Suu Kyi tried to break the monotony of her life by playing her piano, another passion in her life, according to the independent Irrawaddy magazine. But the piano has been broken for years and she has taken up painting to fill the void, the magazine reported. One day, maybe, people will see her canvases.
Suu Kyi has also asked her lawyers to bring her books in English and French. Last year, Nobel Prize-winning economist Joseph Stiglitz was allowed to present her with his book “Globalization and Its Discontent.”
Again in 2007, people defiantly took to the streets to protest rising fuel costs. The demonstrations were seen as a direct challenge to the authority of the government.
The regime answered with a brutal crackdown. Suu Kyi’s detention was extended again and again.
Even when Cyclone Nargis devastated Myanmar in May 2008, Suu Kyi was not allowed to leave her house, though trees were crashing down all around her.

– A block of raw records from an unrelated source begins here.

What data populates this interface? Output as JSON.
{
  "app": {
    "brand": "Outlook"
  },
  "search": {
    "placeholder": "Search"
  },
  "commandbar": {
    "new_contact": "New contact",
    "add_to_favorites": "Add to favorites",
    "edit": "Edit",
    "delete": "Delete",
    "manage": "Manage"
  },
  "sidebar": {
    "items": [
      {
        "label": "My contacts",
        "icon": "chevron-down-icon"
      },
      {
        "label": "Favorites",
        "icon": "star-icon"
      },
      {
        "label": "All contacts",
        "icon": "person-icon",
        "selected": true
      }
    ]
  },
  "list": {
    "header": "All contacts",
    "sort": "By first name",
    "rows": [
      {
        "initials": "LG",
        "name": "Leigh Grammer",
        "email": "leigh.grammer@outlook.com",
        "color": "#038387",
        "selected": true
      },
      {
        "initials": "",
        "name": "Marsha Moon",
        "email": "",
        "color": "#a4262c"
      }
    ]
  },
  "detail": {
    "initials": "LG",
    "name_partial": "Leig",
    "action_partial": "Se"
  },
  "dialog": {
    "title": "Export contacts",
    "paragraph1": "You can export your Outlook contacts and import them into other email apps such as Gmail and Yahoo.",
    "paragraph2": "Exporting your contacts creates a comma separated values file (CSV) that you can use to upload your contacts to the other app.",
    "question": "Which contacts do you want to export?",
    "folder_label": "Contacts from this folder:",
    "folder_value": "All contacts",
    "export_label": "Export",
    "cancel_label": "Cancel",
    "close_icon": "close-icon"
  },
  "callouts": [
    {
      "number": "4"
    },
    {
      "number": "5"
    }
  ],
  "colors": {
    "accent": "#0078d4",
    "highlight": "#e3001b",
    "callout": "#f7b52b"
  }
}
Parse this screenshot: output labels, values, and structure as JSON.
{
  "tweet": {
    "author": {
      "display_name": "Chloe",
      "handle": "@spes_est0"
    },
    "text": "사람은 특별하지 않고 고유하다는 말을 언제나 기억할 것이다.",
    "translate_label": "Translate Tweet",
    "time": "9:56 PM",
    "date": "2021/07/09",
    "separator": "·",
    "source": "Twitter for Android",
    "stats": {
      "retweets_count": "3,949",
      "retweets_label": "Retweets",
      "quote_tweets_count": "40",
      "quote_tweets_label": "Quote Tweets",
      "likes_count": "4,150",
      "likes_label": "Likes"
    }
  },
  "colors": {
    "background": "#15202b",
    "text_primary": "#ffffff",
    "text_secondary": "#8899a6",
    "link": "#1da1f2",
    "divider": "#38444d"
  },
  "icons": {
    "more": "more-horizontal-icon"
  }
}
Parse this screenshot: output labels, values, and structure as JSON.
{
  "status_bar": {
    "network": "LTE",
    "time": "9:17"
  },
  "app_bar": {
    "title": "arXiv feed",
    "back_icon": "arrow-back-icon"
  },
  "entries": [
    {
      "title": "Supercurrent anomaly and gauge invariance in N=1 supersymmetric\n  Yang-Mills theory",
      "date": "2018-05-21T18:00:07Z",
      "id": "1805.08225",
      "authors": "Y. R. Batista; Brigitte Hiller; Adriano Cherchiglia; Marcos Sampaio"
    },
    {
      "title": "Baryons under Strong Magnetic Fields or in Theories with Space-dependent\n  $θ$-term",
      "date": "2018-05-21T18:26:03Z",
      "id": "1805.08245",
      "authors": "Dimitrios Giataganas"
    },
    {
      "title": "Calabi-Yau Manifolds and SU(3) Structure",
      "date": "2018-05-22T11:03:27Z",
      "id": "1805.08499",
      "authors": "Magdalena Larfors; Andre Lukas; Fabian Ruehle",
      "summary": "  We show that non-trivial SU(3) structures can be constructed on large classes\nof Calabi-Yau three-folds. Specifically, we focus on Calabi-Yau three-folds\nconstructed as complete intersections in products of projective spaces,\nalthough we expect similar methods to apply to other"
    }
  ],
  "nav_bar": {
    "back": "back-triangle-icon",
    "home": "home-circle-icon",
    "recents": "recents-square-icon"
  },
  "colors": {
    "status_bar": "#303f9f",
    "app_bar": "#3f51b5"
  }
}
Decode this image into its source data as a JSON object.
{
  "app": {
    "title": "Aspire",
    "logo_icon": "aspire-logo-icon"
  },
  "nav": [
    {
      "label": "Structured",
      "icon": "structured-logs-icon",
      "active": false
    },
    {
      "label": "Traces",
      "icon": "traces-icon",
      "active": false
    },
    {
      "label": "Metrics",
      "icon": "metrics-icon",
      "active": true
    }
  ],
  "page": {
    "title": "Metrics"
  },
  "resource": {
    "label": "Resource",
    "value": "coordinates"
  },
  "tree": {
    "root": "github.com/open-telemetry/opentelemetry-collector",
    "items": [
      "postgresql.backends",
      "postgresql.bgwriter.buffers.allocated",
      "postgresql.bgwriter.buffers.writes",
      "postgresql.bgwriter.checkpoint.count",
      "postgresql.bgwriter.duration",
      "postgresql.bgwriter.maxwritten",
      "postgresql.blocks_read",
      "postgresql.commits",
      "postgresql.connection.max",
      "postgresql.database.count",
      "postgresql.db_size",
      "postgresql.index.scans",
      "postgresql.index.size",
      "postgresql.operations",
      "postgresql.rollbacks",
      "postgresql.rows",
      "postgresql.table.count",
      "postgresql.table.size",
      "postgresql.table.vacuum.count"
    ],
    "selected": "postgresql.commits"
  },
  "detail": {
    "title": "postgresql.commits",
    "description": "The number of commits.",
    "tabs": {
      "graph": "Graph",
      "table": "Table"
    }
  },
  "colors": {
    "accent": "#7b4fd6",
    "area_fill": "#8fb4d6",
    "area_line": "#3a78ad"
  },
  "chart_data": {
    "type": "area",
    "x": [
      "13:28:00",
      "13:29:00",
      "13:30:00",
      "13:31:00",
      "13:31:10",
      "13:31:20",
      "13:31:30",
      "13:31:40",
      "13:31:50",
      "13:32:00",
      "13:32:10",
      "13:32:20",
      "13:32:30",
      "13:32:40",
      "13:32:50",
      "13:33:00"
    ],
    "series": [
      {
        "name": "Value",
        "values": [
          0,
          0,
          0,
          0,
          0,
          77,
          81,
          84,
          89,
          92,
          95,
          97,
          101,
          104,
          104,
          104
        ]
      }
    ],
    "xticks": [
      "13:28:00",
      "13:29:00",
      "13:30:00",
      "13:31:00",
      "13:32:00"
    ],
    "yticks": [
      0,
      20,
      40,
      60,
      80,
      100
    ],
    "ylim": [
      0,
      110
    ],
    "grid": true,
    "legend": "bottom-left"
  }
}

Her sentence was extended last year over a bizarre incident in which an American , John Yettaw, swam uninvited to her lakeside home using improvised flippers. Yettaw said he had received a message from God to do so. He was arrested, and Suu Kyi was put on trial, charged with harboring Yettaw, and was punished with another 18 months of house arrest, keeping her off the scene for the first election in 20 years.
During the trial, she was able to meet with diplomats. High on her agenda was the election that was held this week. She and her party boycotted the vote, certain that it would be a sham.
The junta has organized national conventions to debate their version of a new democratic Myanmar. The road map makes no mention of Suu Kyi.
Some fear that junta chief Than Shwe will continue to put restrictions on the freedom of his number one enemy.
General Than Shwe
But her lawyer Nyan Win has suggested she would refuse to accept any conditions on her release, as in the past when she tried in vain to leave Yangon in defiance of the regime’s orders.
Her youngest son Kim Aris, 33, arrived in Bangkok ahead of her release but it was unclear whether he would be allowed to visit his mother.
Suu Kyi’s freedom is seen by observers as an effort by the regime to tame international criticism of Sunday’s election, the first since the 1990 vote.
Little is known about her plans although her lawyer says she has expressed a desire to join Twitter to reach out to the Internet generation.
Few expect her to give up her long struggle for freedom from repression and attention is now on whether she can reunite the splintered opposition and bring about the democratic change that has eluded Myanmar for so long. She has clung to her dream of democracy, peace and freedom for Myanmar’s 50 million impoverished people.
Against all odds, Suu Kyi has held fast to her convictions. And with enormous personal sacrifices, she passionately pursues her dreams of a democratic Myanmar. I believe that one day Suu Kyi will be touted as the Mother of Myanmar.
Suu Kyi, you deserve the salute of the whole world!